Improved Photocatalytic Activity of Shell-Isolated Plasmonic Photocatalyst Au@SiO2/TiO2 by Promoted LSPR

The effect localized surface plasmon resonance (LSPR) of Au nanoparticles was studied on the photocatalytic activity of TiO2 film. We used the thermal hydrolysis method to prepare 300 nm TiO2 film and the sodium citrate reduced method to synthesize gold nanoparticles. The photocatalytic activities of Au/TiO2, Au@SiO2/TiO2, and TiO2 films were evaluated by the degree of MB photodegradation under similar conditions with simultaneous UV (365 nm) and visible-light (400 nm < A < 700 nm) irradiation for 5 h. The degree of MB photodegradation was in the following order: Au@SiO2/TiO2 > Au/TiO2 > TiO2. Although the SiO2 shell prevented the electron trap effect, the MB photodegradation efficiency of Au@SiO2/TiO2 was superior to that of Au/TiO2 because its LSPR was much higher.
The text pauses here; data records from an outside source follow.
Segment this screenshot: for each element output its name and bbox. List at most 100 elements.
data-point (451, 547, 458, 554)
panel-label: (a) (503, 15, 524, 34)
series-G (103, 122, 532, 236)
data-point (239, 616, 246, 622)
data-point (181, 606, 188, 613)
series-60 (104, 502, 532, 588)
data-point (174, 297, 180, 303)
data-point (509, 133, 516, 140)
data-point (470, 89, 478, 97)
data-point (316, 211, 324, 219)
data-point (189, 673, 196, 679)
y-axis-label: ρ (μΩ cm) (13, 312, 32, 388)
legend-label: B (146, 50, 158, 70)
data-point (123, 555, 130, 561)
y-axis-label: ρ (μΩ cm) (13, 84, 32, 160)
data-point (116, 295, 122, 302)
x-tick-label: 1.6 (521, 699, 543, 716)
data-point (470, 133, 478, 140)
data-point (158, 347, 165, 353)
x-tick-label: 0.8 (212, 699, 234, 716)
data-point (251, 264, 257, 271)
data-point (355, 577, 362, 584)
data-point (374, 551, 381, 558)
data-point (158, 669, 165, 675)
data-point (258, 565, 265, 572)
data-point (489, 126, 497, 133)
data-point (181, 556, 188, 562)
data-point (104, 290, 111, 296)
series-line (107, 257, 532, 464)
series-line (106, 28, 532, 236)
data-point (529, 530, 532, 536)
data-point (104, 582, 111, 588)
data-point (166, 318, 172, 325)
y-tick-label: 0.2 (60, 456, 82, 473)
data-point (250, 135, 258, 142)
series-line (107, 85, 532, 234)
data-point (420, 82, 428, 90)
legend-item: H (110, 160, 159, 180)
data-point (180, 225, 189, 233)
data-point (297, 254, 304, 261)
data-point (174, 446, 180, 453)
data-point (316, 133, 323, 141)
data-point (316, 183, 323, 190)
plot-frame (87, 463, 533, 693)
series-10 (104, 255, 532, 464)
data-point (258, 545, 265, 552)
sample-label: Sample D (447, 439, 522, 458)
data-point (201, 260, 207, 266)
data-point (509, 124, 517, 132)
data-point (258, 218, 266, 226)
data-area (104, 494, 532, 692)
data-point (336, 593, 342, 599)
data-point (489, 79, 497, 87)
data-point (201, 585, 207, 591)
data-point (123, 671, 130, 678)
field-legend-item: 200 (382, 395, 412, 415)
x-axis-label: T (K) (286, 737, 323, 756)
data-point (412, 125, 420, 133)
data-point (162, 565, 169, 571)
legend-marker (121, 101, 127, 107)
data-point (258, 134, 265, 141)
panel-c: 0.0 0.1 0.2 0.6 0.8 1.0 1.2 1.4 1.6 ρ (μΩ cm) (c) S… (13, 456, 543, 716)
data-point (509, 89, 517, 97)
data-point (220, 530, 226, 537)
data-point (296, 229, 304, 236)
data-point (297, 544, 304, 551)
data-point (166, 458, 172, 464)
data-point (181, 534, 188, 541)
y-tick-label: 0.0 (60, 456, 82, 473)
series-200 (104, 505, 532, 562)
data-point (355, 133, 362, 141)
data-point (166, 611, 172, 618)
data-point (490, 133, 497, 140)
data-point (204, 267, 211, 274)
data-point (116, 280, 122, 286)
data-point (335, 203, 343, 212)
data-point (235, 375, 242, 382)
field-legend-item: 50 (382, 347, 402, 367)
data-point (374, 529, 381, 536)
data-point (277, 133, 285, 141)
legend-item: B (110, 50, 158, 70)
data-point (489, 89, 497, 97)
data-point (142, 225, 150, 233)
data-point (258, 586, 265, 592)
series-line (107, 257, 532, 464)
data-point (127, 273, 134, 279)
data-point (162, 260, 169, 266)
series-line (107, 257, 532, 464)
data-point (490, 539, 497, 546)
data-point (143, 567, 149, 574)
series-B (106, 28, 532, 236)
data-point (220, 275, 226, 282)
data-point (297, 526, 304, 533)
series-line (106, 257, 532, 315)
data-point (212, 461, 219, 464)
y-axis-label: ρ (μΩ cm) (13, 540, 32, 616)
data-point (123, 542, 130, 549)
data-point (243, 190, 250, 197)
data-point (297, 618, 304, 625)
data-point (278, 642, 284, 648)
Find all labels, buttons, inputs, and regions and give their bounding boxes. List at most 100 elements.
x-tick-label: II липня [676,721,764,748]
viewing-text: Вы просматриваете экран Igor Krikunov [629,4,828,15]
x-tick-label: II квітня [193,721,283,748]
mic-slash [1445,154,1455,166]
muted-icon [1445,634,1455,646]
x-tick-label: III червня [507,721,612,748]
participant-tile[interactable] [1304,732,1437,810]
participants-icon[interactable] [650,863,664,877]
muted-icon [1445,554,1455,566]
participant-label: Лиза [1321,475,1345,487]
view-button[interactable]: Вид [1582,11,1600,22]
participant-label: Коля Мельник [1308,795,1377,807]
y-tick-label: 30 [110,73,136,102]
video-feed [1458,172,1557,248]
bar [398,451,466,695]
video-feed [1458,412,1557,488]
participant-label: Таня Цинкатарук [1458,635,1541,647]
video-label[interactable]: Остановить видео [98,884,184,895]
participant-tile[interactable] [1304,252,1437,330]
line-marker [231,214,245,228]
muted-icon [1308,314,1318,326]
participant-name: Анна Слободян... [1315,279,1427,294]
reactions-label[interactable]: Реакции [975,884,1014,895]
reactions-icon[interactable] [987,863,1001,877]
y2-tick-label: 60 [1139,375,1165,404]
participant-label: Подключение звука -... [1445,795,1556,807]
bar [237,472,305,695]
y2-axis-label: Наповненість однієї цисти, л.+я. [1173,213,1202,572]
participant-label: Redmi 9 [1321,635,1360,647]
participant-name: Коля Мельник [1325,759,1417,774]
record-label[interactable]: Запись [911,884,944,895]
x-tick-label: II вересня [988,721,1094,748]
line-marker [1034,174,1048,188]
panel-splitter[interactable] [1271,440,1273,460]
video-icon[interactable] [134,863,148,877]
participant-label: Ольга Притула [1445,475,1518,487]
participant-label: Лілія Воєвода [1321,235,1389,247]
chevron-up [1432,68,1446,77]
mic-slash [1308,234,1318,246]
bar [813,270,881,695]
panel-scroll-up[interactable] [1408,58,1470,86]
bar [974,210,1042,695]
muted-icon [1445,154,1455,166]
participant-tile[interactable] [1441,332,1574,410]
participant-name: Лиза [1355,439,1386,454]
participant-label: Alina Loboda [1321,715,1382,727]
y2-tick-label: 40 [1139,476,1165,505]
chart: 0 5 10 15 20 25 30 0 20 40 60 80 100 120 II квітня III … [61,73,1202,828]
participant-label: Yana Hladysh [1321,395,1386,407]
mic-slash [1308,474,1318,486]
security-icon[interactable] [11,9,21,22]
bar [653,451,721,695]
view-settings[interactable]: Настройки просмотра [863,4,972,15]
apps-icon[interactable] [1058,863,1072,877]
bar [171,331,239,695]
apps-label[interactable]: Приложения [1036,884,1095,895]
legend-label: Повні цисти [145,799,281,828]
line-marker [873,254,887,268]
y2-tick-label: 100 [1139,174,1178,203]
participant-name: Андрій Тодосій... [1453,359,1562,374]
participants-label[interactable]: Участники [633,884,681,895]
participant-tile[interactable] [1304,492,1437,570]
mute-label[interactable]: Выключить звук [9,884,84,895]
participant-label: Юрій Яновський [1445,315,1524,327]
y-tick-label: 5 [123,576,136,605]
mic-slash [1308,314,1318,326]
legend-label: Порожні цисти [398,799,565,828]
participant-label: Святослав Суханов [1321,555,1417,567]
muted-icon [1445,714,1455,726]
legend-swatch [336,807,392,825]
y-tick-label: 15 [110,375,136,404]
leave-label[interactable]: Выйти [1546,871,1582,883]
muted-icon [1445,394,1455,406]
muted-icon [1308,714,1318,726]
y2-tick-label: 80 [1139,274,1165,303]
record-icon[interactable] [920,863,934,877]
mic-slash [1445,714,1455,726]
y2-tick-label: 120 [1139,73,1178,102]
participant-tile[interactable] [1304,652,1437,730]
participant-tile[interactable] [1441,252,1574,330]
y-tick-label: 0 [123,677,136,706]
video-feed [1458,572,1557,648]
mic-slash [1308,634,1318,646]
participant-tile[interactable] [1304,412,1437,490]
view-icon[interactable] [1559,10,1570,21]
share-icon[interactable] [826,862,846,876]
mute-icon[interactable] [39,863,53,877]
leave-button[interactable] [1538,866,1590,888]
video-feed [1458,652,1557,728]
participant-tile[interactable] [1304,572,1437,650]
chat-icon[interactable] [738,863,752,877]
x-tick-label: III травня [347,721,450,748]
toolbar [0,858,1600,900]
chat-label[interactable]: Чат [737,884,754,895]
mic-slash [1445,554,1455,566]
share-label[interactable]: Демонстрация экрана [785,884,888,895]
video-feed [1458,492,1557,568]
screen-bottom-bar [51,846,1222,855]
To validate the experimental results, the electric field intensity around the gold nanoparticles was simulated by the finite element method (FEM). In the presence of gold nanoparticles, the LSPR effect increased the surrounding intensity of electric field that enhanced the photocatalytic activities. Furthermore, from the simulation results, Au@SiO2/TiO2 showed EM field improvement of nearly 9 times compared with Au/TiO2. The SiO2 coating significantly increased the LSPR effect of gold nanoparticles. We named this new core-shell structure shell-isolated plasmonic photocatalyst.